Ela explica que, se antes as crianças brincavam nas ruas e exploravam espaços abertos, hoje o brincar está deixando de ser livre e os pais sabem disso

Nos últimos anos a infância passou por uma transformação significativa. O que antes era sinônimo de liberdade, criatividade e espontaneidade agora está frequentemente atrelado ao consumo e à necessidade de supervisão constante.

Se antes as crianças brincavam nas ruas, exploravam espaços abertos e inventavam suas próprias regras, hoje o brincar muitas vezes acontece em ambientes fechados, mediados por telas ou estruturados em espaços pagos. Mas será que a essência do brincar livre está se perdendo?

Deyse Campos, pedagoga e fundadora da escola Interpares, em Curitiba (PR), explica que a questão vai além da segurança. “Estamos vivendo em um mundo onde tudo é monitorado, onde até as escolhas mais simples, como qual vídeo assistir ou qual jogo baixar, são influenciadas por algoritmos. O brincar também virou um produto”.

As famílias vão ao shopping para que as crianças possam brincar em espaços pagos, interações são mediadas por grandes franquias de entretenimento e até a ideia de diversão vem carregada de um apelo comercial.

“O brincar livre, aquele que desenvolve autonomia, criatividade e conexão real, está justamente naquilo que não exige consumo. Ele está no contato com o outro, no uso do corpo, na relação com a natureza – tanto a externa quanto a interna”, comenta a pedagoga.
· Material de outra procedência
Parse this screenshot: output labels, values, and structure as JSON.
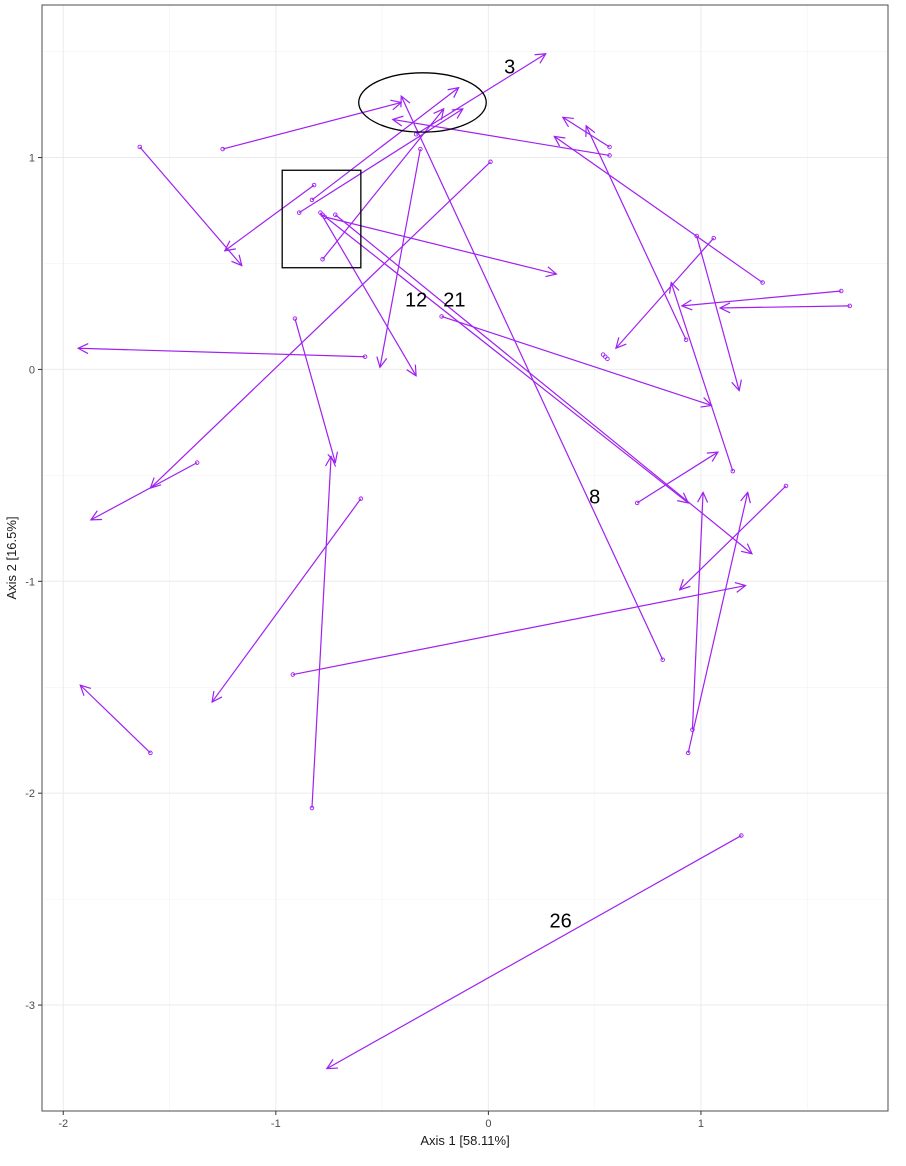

Escolas que adotam uma abordagem socio-interacionista, como a Interpares, por exemplo, o brincar não é tratado como um momento isolado, restrito ao pátio ou ao parque, enquanto os professores se ocupam com outras tarefas. Pelo contrário: o brincar deve estar presente em todos os momentos do dia, permeando a rotina e as interações. Mais do que apenas supervisionar, o educador precisa ser um participante ativo.

“Brincar de pega-pega, amarelinha, lenço atrás, correr e pular são experiências fundamentais para o desenvolvimento da criança. Afinal, a criança não nasce sabendo brincar – ela aprende brincando com outros, e principalmente, observando os adultos ao seu redor. Se os adultos de hoje estão cada vez mais parados, conectados às telas e distantes dessa vivência lúdica, como podemos esperar que as crianças desenvolvam um repertório rico de brincadeiras espontâneas?”, questiona Deyse.

A mensagem é clara: para brincar, não é preciso comprar nada, apenas estar presente e disponível para o outro. O brincar livre não é simplesmente deixar as crianças sozinhas para se divertirem – é criar um ambiente onde elas possam experimentar o mundo com autonomia, mas também com o suporte necessário para desenvolver habilidades sociais e emocionais.

Deyse explica que isso significa que os adultos precisam se envolver ativamente, permitindo que a criança use seu corpo, explore o espaço e crie suas próprias narrativas.

“Mais do que nunca, é necessário resgatar a ideia de que a infância não deve ser guiada pelo consumo, mas sim pela experiência real do brincar. E para isso, é preciso desconectar-se um pouco das exigências do mundo moderno e se conectar mais com o essencial: o tempo, o olhar, a presença e a relação entre as pessoas”, finaliza a pedagoga.